3 ½ hours later I pulled up to the gates of an industrious, joyful and ordered monastic sisterhood. After vespers, and what felt to me like a very early dinner, one of the sisters toured me around 15 of their 300 acres. I saw the beginnings of apple, olive and pomegranate orchards next to enclosures of goats, chickens and a guard donkey. I learned that no self-respecting coyotes mess with donkeys! While showing me around we came upon a Mojave snake. These sweet sisters are snake experts. The non-threatening snakes are left alone but the aggressive and dangerous rattlesnakes are a different matter. The snake we came upon was hissing and rattling something fierce. Turns out these Mojaves are ill-tempered bad boys.
- Start the clock: We see snake. 10 seconds.
- Sister #1 walkie-talkies Sister #2. 10 seconds.
- Sister #2 shows up with a shovel and long grabber tongs. Sister #2 grabs the snake near the head. 2 minutes.
- Sweet Sister #1 calmly uses shovel to separate that hissin’ part from the rattlin’ part. 10 seconds
- Time elapse: 2 ½ minutes.
After watching the Sisters take care of snake business I am convinced that this is a perfect parable of what is necessary to spend your life praying and working for hours everyday in the Eastern deserts of Arizona (or anywhere for that matter). The spiritual life is for those with self-control who can face danger with courage, bravery and heart.

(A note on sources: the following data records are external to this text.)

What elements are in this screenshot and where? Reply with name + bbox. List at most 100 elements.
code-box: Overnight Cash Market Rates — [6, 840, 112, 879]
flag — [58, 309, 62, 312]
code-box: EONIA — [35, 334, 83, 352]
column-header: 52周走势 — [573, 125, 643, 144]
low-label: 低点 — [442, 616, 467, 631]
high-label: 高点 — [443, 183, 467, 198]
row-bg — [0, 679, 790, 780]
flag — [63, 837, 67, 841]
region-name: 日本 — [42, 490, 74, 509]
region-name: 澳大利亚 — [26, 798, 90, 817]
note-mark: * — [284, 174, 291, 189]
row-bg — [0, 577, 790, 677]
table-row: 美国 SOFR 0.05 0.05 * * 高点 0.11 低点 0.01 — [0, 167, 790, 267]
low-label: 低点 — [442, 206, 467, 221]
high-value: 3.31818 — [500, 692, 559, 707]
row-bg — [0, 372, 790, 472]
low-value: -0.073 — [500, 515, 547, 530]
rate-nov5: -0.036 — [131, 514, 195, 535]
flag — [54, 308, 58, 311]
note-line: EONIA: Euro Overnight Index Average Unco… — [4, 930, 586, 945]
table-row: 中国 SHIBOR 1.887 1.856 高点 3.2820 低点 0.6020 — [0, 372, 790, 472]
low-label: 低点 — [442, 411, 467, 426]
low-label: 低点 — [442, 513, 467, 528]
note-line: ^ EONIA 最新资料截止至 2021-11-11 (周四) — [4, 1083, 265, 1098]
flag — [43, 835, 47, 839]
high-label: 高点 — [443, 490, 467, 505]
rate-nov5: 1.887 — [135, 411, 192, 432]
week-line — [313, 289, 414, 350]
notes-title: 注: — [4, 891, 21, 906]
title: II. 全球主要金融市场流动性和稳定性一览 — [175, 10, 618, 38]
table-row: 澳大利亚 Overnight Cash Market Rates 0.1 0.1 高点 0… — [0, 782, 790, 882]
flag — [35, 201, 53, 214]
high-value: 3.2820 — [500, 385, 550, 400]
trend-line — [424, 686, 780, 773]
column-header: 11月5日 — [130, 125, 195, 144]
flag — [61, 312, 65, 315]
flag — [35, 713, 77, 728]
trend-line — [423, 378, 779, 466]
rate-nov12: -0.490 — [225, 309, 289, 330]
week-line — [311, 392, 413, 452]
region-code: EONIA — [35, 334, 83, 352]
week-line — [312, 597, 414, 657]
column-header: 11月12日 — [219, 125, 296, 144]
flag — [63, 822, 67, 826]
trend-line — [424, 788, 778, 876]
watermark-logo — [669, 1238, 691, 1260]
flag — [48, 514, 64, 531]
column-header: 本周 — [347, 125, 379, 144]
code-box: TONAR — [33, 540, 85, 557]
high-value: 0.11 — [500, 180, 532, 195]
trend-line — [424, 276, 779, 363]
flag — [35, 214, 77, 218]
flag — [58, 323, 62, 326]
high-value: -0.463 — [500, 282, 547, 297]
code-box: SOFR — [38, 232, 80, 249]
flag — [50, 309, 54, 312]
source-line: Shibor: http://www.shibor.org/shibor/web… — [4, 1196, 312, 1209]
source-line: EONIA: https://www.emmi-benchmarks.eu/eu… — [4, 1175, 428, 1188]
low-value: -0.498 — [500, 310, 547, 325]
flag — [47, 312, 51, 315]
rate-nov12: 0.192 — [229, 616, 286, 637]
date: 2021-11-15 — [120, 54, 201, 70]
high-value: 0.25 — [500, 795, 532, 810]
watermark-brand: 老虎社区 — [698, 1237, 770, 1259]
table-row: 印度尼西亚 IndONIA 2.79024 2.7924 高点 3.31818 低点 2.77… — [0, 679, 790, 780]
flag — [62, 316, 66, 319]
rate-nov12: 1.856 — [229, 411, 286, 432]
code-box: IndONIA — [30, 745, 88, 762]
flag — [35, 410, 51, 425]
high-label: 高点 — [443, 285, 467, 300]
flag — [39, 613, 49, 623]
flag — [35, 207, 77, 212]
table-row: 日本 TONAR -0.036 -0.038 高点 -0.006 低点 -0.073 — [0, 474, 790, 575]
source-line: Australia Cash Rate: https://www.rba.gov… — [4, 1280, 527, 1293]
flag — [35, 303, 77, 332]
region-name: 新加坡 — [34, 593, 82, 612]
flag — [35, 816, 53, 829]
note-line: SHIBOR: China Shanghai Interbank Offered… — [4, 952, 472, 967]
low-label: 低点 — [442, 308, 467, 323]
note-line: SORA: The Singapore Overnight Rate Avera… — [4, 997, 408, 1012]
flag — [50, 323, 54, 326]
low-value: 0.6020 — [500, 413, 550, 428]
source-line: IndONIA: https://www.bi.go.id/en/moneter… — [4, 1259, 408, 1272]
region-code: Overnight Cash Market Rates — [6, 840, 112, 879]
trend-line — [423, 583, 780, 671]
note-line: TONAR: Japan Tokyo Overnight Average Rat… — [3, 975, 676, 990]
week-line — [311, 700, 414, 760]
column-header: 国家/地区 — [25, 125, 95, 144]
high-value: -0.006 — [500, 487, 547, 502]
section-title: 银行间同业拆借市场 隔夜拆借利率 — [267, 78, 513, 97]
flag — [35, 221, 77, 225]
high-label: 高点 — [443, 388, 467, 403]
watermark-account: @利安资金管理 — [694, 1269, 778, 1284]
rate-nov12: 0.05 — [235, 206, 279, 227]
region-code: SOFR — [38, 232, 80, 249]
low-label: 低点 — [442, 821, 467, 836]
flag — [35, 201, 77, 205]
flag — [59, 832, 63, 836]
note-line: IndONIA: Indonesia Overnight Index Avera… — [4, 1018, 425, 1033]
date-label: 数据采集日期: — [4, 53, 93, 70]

A brother priest recently said to me, “Without the monasteries we are dead.” I now know more fully what he means. He was speaking about those of us who need to spiritually refuel. A monastery visit is for those of us who feel drained by the speed of life, the passage of time, the weight of responsibility and the pressure resisting temptation (or our failure to resist). Christians have been visiting monastic communities for 1500 years ever since the first men and women ran out in the Egyptian deserts seeking the Lord. Monastery visits have not been something I have practiced in any regular way. But watching these Sisters work and praying with them (beginning at 4:30 this morning) went a long way to putting me right again. I will be going back because without the monasteries we are dead.